Planetary backup bearings for high speed applications and service life estimation methodology

Abstract

Backup bearings (BB) limit the translational movement of rotors during malfunction, overload or power loss in the active magnetic bearings (AMB) in order to enable safe spin down and reduce secondary damage. Especially for high speed applications like flywheels with high rotor inertia, the requirements towards the load capacity and service life of the BB is comparably high. For a special type of flywheel with exceptionally high speeds in the BB interface, a planetary BB system is presented. The planetary BB consists of multiple bearing units placed circumferentially around the stator.

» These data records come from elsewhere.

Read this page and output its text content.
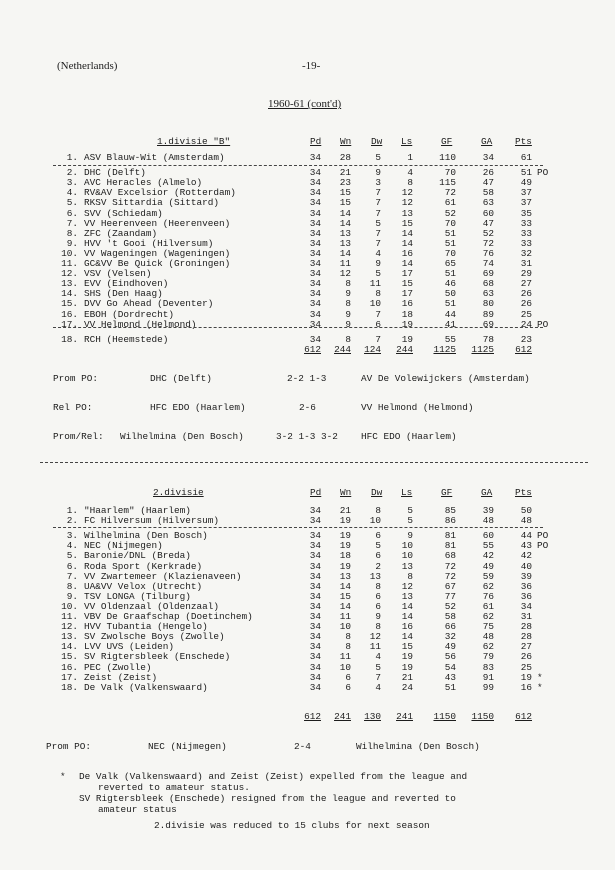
(Netherlands)	-19-
1960-61 (cont'd)
1.divisie "B"	Pd Wn Dw Ls	GF	GA Pts
1. ASV Blauw-Wit (Amsterdam)	34	28	5	1	110	34	61
2. DHC (Delft)	34	21	9	4	70	26	51 PO
3. AVC Heracles (Almelo)	34	23	3	8	115	47	49
4. RV&AV Excelsior (Rotterdam)	34	15	7	12	72	58	37
5. RKSV Sittardia (Sittard)	34	15	7	12	61	63	37
6. SVV (Schiedam)	34	14	7	13	52	60	35
7. VV Heerenveen (Heerenveen)	34	14	5	15	70	47	33
8. ZFC (Zaandam)	34	13	7	14	51	52	33
9. HVV 't Gooi (Hilversum)	34	13	7	14	51	72	33
10. VV Wageningen (Wageningen)	34	14	4	16	70	76	32
11. GC&VV Be Quick (Groningen)	34	11	9	14	65	74	31
12. VSV (Velsen)	34	12	5	17	51	69	29
13. EVV (Eindhoven)	34	8	11	15	46	68	27
14. SHS (Den Haag)	34	9	8	17	50	63	26
15. DVV Go Ahead (Deventer)	34	8	10	16	51	80	26
16. EBOH (Dordrecht)	34	9	7	18	44	89	25
17. VV Helmond (Helmond)	34	9	6	19	41	69	24 PO
18. RCH (Heemstede)	34	8	7	19	55	78	23
612	244	124	244	1125	1125	612
Prom PO:	DHC (Delft)	2-2 1-3	AV De Volewijckers (Amsterdam)
Rel PO:	HFC EDO (Haarlem)	2-6	VV Helmond (Helmond)
Prom/Rel: Wilhelmina (Den Bosch)	3-2 1-3 3-2 HFC EDO (Haarlem)
2.divisie	Pd Wn Dw Ls	GF	GA Pts
1. "Haarlem" (Haarlem)	34	21	8	5	85	39	50
2. FC Hilversum (Hilversum)	34	19	10	5	86	48	48
3. Wilhelmina (Den Bosch)	34	19	6	9	81	60	44 PO
4. NEC (Nijmegen)	34	19	5	10	81	55	43 PO
5. Baronie/DNL (Breda)	34	18	6	10	68	42	42
6. Roda Sport (Kerkrade)	34	19	2	13	72	49	40
7. VV Zwartemeer (Klazienaveen)	34	13	13	8	72	59	39
8. UA&VV Velox (Utrecht)	34	14	8	12	67	62	36
9. TSV LONGA (Tilburg)	34	15	6	13	77	76	36
10. VV Oldenzaal (Oldenzaal)	34	14	6	14	52	61	34
11. VBV De Graafschap (Doetinchem)	34	11	9	14	58	62	31
12. HVV Tubantia (Hengelo)	34	10	8	16	66	75	28
13. SV Zwolsche Boys (Zwolle)	34	8	12	14	32	48	28
14. LVV UVS (Leiden)	34	8	11	15	49	62	27
15. SV Rigtersbleek (Enschede)	34	11	4	19	56	79	26
16. PEC (Zwolle)	34	10	5	19	54	83	25
17. Zeist (Zeist)	34	6	7	21	43	91	19 *
18. De Valk (Valkenswaard)	34	6	4	24	51	99	16 *
612	241	130	241	1150	1150	612
Prom PO:	NEC (Nijmegen)	2-4	Wilhelmina (Den Bosch)
* De Valk (Valkenswaard) and Zeist (Zeist) expelled from the league and
reverted to amateur status.
SV Rigtersbleek (Enschede) resigned from the league and reverted to
amateur status
2.divisie was reduced to 15 clubs for next season
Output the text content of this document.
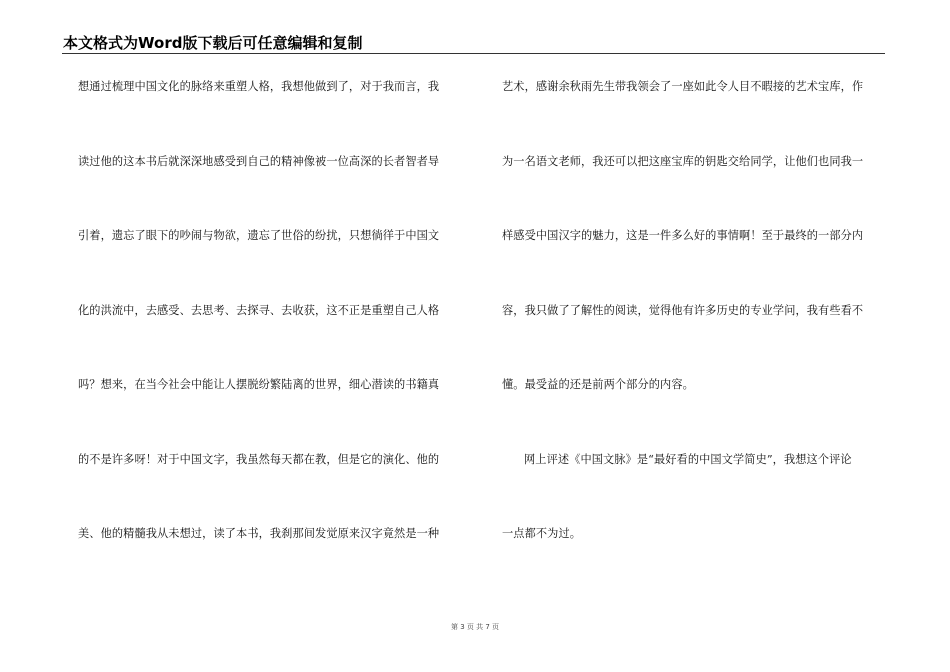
本文格式为Word版下载后可任意编辑和复制
想通过梳理中国文化的脉络来重塑人格，我想他做到了，对于我而言，我
读过他的这本书后就深深地感受到自己的精神像被一位高深的长者智者导
引着，遗忘了眼下的吵闹与物欲，遗忘了世俗的纷扰，只想徜徉于中国文
化的洪流中，去感受、去思考、去探寻、去收获，这不正是重塑自己人格
吗？想来，在当今社会中能让人摆脱纷繁陆离的世界，细心潜读的书籍真
的不是许多呀！对于中国文字，我虽然每天都在教，但是它的演化、他的
美、他的精髓我从未想过，读了本书，我刹那间发觉原来汉字竟然是一种
艺术，感谢余秋雨先生带我领会了一座如此令人目不暇接的艺术宝库，作
为一名语文老师，我还可以把这座宝库的钥匙交给同学，让他们也同我一
样感受中国汉字的魅力，这是一件多么好的事情啊！至于最终的一部分内
容，我只做了了解性的阅读，觉得他有许多历史的专业学问，我有些看不
懂。最受益的还是前两个部分的内容。
网上评述《中国文脉》是“最好看的中国文学简史”，我想这个评论
一点都不为过。
第 3 页 共 7 页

Its elastic properties are described as well as a contact damping model. For cost efficient BB investigation, a scaled test rig is introduced and a parametric study of different delevitation simulations is done. Several quantification methods to evaluate severity, bearing loads and lifetime utilization during rotor delevitations are presented and applied to the simulations. Using a dry friction model a service life estimation of MoS₂ ball bearing lubrication is made. The applicability of the planetary BB to vertical high speed rotors is confirmed by the simulation data and bearing element selection is affirmed. The results of the quantification methodologies show specific correlation to initial conditions and parameters like unbalance and in particular friction coefficient. Further the influence of the rotor weight and size to the bearing loads is investigated.